At least four fire engines were parked atop a vast winding driveway fighting flames that had engulfed majestic green trees about 100 yards behind a sprawling estate.

As the fire creeped closer to the house with its residents watching from the front driveway, firefighters moved up the hill using massive hoses and what sounded like chainsaws.

As of 7:10 p.m., the flames had disappeared behind the trees and the only thing visible was a massive plume of smoke.

A set of about a dozen firefighters walked single file down the house’s driveway, into their vehicles and drove back onto the main road.

The fire Friday scorched the rugged terrain between Pacific Coast Highway and the 101 Freeway. More than 1,000 firefighters were battling the blaze, with helicopters and fixed-wing aircraft flying through thick smoke to drop water and flame retardant.

Residents in Hidden Valley and off Portrero Road have been ordered to evacuate. Evacuations in Sycamore Canyon, Deer Canyon and Yerba Buena remained in effect, Ventura County Fire Department spokesman Bill Nash said.

Nick Schuler, a battalion chief with the California Department of Forestry and Fire Protection's San Diego division, said the homes most susceptible are those that haven't regularly cleared brush hundreds of feet away from their home as county firefighters suggest.

In addition to the 1,000-plus firefighters on the scene, Schuler said hundreds more are en route to the area. Cal Fire said 4,000 homes and 300 commercial properties have been threatened, with 15 residences, 15 outbuildings and five commercial properties damaged.

On Friday afternoon, a shift in winds sent the blaze roaring inland, placing some homes that had escaped the first wave of flames again in the fire's path.

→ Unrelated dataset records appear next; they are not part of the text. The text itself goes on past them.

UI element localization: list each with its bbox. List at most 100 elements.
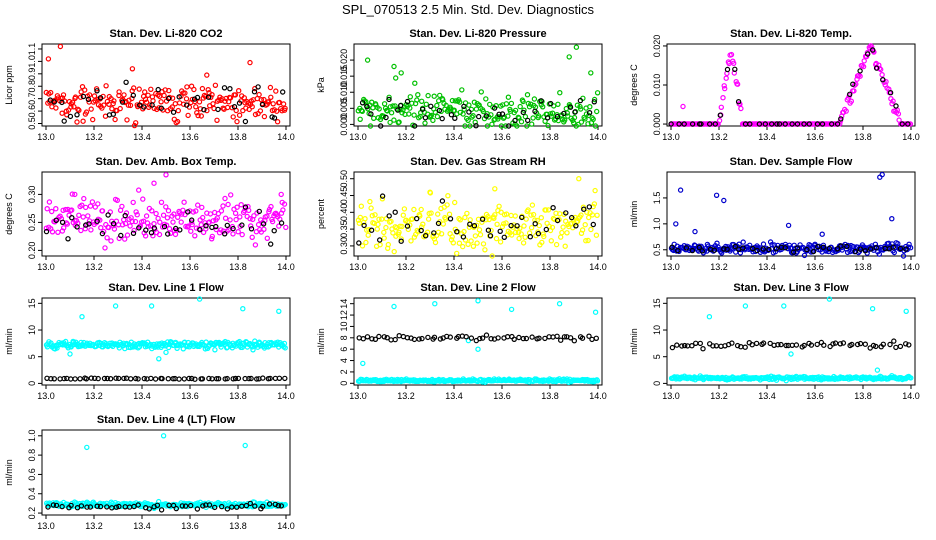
data-point (543, 226, 550, 233)
panel-title: Stan. Dev. Li-820 Temp. (730, 28, 852, 40)
data-point (536, 222, 543, 229)
y-tick-label: 1.0 (27, 430, 37, 443)
data-point (166, 225, 173, 232)
x-tick-label: 13.2 (710, 132, 728, 142)
data-point (182, 211, 188, 218)
data-point (130, 92, 136, 99)
data-point (897, 245, 904, 252)
data-point (753, 340, 760, 347)
data-point (231, 103, 238, 110)
data-point (814, 341, 820, 348)
data-point (545, 122, 551, 129)
data-point (591, 201, 598, 207)
data-point (98, 224, 104, 231)
data-point (194, 94, 201, 101)
data-point (213, 223, 219, 230)
data-point (221, 85, 228, 91)
data-point (826, 245, 833, 252)
data-point (85, 213, 91, 219)
data-point (95, 375, 101, 382)
data-point (200, 503, 206, 509)
data-point (384, 335, 390, 341)
data-point (95, 201, 101, 207)
data-point (440, 221, 446, 227)
data-point (428, 103, 434, 110)
data-point (59, 219, 66, 225)
data-point (88, 227, 94, 233)
series-main (355, 298, 601, 386)
outlier-point (163, 349, 169, 356)
data-point (121, 375, 127, 382)
data-point (229, 504, 235, 510)
data-point (425, 334, 431, 341)
data-point (74, 224, 80, 230)
data-point (512, 213, 519, 219)
data-point (524, 91, 531, 98)
y-tick-label: 0.005 (339, 97, 349, 120)
data-point (880, 341, 887, 347)
data-point (564, 110, 571, 116)
data-point (146, 506, 152, 512)
data-point (256, 91, 262, 98)
data-point (235, 375, 242, 382)
data-point (249, 234, 255, 240)
data-point (392, 336, 398, 343)
data-point (462, 214, 468, 221)
data-point (731, 60, 737, 67)
data-point (376, 106, 382, 112)
data-point (192, 233, 198, 239)
data-point (390, 230, 396, 236)
data-point (383, 224, 389, 231)
data-point (443, 216, 449, 222)
data-point (571, 114, 578, 121)
data-point (68, 104, 74, 110)
data-point (422, 120, 428, 126)
data-point (51, 99, 58, 105)
data-point (554, 217, 561, 224)
data-point (411, 112, 417, 118)
data-point (404, 223, 411, 229)
plot-frame (666, 297, 916, 386)
outlier-point (160, 433, 167, 439)
y-tick-label: 0.40 (339, 204, 349, 222)
outlier-point (677, 187, 684, 193)
chart-panel-1: Stan. Dev. Li-820 CO2 13.0 13.2 13.4 13.6 13.… (4, 28, 295, 142)
x-tick-label: 14.0 (902, 132, 920, 142)
data-point (460, 111, 466, 117)
data-point (508, 212, 514, 219)
data-point (518, 118, 525, 125)
data-point (794, 245, 801, 251)
data-point (425, 92, 431, 99)
data-point (232, 92, 239, 98)
y-axis-label: ml/min (4, 328, 14, 355)
data-point (449, 234, 455, 240)
data-point (712, 121, 719, 127)
chart-panel-5: Stan. Dev. Gas Stream RH 13.0 13.2 13.4 13.6… (316, 156, 607, 272)
data-point (107, 376, 114, 382)
data-point (157, 219, 163, 225)
data-point (431, 334, 438, 340)
y-tick-label: 0.50 (339, 170, 349, 188)
data-point (554, 113, 561, 120)
data-point (227, 85, 233, 92)
data-point (397, 102, 404, 109)
data-point (561, 334, 568, 340)
data-point (367, 198, 373, 205)
data-point (488, 112, 494, 118)
data-point (156, 231, 163, 238)
data-point (415, 228, 421, 235)
x-tick-label: 14.0 (589, 391, 607, 401)
data-point (483, 113, 489, 119)
data-point (778, 341, 784, 348)
data-point (188, 375, 195, 382)
data-point (386, 94, 392, 101)
data-point (48, 89, 54, 96)
series-reference (43, 204, 285, 247)
outlier-point (398, 70, 404, 76)
x-tick-label: 13.6 (493, 391, 511, 401)
y-tick-label: 12 (339, 310, 349, 320)
data-point (376, 216, 382, 222)
data-point (43, 228, 50, 235)
x-tick-label: 13.6 (181, 262, 199, 272)
outlier-point (819, 231, 825, 237)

Sue Martin and Coleman Trainor thought the danger has passed Shelburne Farm on Portrero Road, but then they noticed the winds change. When the neighboring ranch began evacuating animals about 2 p.m., they decided they should start to make plans for the 20 horses stabled on their own property.

They worried how they would transport so many animals -- but then the trailers starting rolling in. Complete strangers showed up at the ranch, offering their help.

“This is our third load,” said Lisa Riley, who helped take the horses to a Moorpark equestrian center. “We do this for them because they need the help, and I’m sure they’d do it for us.”

Trainor, who is from Virginia, had never seen a wildfire before. “It’s been really exciting to see the collaboration and assistance from people we don’t even know,” he said. “All of that has helped contribute to a successful evacuation. And now we’ve gotta go.”